A travel-size backgammon set purchased as a gift came without dice cups. I asked the game seller: “Do you sell dice cups which I can use with this set?” “No.” Following with what seemed to be a gaming-world snoot, he noted these are not needed: “I’ve never used dice cups to play backgammon. And look at how shallow the board is, no dice cup is going to fit into that.” He was pointing at half of the open set.
I thought about arguing the point about the depth of the space with the board closed but the look on his face told me that he would not accept this nor, perhaps, any known laws of physics.
Instead…challenge accepted. Bonus: a follow-up birthday gift.
Settled by the fire in Shepherdstown with the inside air temperature at 55° and a whisky perched nearby, I sketched a pair of dice cups.

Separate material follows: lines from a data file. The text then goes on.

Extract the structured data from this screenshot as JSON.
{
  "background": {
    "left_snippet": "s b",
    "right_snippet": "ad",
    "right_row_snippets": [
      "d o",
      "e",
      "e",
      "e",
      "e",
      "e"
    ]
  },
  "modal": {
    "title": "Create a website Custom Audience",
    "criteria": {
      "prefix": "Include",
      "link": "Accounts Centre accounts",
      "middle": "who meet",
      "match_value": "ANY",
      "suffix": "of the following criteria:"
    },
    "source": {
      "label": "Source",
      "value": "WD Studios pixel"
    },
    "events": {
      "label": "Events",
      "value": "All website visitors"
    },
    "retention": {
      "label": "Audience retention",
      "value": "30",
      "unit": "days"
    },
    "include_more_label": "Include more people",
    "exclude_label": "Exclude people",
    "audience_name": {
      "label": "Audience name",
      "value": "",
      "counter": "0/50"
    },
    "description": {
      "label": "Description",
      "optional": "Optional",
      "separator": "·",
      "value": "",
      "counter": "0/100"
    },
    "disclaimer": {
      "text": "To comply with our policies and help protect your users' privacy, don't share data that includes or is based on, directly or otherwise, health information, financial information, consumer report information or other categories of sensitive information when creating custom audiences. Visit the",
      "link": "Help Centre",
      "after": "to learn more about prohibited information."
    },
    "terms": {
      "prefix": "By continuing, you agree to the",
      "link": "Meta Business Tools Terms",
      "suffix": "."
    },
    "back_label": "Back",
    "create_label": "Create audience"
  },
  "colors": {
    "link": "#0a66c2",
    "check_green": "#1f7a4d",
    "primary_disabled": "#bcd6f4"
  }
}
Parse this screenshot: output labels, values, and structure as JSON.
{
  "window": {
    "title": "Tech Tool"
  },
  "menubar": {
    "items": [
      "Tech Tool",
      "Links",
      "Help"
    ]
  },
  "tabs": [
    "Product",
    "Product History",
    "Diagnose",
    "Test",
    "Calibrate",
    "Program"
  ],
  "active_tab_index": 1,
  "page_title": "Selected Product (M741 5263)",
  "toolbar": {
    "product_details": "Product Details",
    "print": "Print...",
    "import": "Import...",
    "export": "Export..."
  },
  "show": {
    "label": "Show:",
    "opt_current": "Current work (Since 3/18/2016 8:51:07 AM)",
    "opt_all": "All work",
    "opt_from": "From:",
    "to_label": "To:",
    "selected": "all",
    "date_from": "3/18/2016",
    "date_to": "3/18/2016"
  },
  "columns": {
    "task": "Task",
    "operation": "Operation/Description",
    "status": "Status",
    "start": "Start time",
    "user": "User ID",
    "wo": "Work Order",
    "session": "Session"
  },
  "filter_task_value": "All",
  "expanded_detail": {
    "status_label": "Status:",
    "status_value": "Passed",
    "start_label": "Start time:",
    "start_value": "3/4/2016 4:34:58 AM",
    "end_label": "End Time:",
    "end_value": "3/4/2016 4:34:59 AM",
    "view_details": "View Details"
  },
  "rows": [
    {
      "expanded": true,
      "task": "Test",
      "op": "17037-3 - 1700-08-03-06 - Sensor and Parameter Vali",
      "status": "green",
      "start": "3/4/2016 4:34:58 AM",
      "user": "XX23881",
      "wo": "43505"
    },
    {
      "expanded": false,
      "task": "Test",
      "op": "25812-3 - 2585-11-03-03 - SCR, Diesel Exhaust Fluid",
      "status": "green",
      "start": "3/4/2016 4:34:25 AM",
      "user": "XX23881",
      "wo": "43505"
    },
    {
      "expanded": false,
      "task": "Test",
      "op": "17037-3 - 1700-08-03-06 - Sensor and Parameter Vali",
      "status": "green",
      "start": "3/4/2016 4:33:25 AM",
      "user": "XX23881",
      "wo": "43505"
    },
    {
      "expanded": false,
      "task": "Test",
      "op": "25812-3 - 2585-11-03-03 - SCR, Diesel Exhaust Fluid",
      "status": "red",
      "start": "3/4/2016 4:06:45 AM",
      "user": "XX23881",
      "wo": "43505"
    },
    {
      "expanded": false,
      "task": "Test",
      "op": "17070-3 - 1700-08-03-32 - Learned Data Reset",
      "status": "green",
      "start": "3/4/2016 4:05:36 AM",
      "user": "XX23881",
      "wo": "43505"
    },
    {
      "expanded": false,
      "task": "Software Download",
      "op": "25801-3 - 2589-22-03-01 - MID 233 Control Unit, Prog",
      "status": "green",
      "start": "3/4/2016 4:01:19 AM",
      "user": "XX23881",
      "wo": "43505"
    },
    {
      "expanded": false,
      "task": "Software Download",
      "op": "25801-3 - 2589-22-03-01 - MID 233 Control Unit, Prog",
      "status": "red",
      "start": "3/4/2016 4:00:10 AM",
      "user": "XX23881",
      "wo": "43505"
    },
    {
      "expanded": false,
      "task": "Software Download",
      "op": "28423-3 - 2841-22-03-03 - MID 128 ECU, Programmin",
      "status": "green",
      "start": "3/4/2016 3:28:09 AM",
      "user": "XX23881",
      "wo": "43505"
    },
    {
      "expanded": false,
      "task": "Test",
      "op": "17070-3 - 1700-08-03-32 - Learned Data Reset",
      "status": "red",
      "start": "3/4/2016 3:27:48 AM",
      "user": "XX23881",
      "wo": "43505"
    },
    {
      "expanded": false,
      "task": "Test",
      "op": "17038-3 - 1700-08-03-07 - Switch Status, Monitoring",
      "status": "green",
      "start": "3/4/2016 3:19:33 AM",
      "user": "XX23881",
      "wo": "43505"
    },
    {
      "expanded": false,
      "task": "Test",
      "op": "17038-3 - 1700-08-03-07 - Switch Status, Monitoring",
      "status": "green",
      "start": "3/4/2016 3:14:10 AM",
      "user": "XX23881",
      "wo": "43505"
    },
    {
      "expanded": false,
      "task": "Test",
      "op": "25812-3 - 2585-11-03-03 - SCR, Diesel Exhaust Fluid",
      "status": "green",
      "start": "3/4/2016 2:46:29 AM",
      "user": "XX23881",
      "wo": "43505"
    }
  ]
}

I had 2 criteria to meet: 1) I must use material on hand & 2) I must complete the project in less than a day.
A short detour to a video on turning lidded boxes provided the last hint to what might be a success — turn 2 cups which acted as lids for each other. I turned a quick mockup to reveal any kinks in the process and selected a piece of myrtle from a stash of turning blanks for the final. I was done with plenty of time to pack and catch my plane.
The fit of the cups is such that they separate with a satisfying pop. The thickness of the cup wall and the density of the wood yield a lovely tone with the shake of the dice.
Only one question remained: Did I close the flue?
The cups when joined are 4 ¾” (120mm) tall × 1 ½” (33mm) around. The hollow is 1″ (25mm) in diameter.